When the battle was over, 3,000 Zulu warriors lay dead. Only three Boers were injured, one of whom was Andries Pretorius. The 464 soldiers didn’t credit the miraculous victory to their military or technological power. They paid homage to God for His deliverance. As was promised, the Day of the Covenant was immediately instituted and was annually observed by all Afrikaners. A memorial building was constructed in Pretoria and dedicated to God—standing as a reminder to all Afrikaners of His direct intervention in the founding of South Africa.
This national day of thanksgiving was observed annually up until the handover of power to the anc in 1994. At this time Nelson Mandela changed the the Day of the Covenant to the “Day of Reconciliation.” It is now observed by anc/sacp followers as the day on which Umkhonto we Sizwe launched its campaign against the government of South Africa in 1961.
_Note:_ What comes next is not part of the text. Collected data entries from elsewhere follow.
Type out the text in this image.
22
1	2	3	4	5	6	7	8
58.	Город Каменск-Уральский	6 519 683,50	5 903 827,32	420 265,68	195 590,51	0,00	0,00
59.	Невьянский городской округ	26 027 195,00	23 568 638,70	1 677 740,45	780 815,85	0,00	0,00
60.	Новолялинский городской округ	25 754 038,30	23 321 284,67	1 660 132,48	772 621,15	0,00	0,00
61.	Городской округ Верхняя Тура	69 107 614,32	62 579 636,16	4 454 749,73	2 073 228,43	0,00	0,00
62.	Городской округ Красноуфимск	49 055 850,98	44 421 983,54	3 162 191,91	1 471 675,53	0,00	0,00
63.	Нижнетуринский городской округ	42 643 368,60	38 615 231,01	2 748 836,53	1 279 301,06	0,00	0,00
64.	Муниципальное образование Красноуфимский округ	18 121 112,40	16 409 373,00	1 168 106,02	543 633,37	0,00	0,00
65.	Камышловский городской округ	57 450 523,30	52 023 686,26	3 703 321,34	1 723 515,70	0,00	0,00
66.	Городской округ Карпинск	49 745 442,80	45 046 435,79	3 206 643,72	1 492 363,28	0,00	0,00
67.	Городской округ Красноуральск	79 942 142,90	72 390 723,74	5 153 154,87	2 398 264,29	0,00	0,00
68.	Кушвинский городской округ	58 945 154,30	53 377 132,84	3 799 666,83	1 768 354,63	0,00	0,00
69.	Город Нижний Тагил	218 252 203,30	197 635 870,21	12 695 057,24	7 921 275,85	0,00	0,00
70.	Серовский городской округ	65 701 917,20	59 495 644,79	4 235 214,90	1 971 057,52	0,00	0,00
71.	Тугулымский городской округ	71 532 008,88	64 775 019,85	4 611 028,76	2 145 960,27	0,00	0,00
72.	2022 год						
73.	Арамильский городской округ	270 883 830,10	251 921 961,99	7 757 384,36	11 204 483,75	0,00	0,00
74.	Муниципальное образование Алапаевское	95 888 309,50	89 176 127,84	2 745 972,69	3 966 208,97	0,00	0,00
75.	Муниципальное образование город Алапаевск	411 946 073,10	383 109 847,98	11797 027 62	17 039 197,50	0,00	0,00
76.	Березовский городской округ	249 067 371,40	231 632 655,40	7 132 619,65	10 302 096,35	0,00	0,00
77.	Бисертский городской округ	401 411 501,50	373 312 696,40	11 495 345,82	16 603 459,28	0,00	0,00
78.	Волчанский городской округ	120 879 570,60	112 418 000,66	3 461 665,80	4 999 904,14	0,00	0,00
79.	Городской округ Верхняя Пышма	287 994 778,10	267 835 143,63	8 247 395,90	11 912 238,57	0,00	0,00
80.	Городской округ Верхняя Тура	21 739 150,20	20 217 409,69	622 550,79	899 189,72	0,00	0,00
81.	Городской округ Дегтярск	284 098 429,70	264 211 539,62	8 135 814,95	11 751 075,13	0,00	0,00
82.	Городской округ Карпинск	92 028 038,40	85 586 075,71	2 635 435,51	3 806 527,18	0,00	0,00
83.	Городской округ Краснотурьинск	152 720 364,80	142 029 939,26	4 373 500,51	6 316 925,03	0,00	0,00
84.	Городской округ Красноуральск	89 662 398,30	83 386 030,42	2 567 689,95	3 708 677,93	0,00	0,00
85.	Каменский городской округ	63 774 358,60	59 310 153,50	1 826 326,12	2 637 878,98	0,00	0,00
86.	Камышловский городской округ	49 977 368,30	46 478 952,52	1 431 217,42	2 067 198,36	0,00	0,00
My brethren and fellow countrymen, at this moment we stand before the holy God of heaven and earth, to make a promise, if He will be with us and protect us and deliver the enemy into our hands so that we may triumph over him, that we shall observe the day and the date as an anniversary in each year and a day of thanksgiving like the Sabbath, in His honour; and that we shall enjoin our children that they must take part with us in this, for a remembrance even for our posterity; and if anyone sees a difficulty in this, let him return from this place. For the honour of His name shall be joyfully exalted, and to Him the fame and honour of the victory must be given.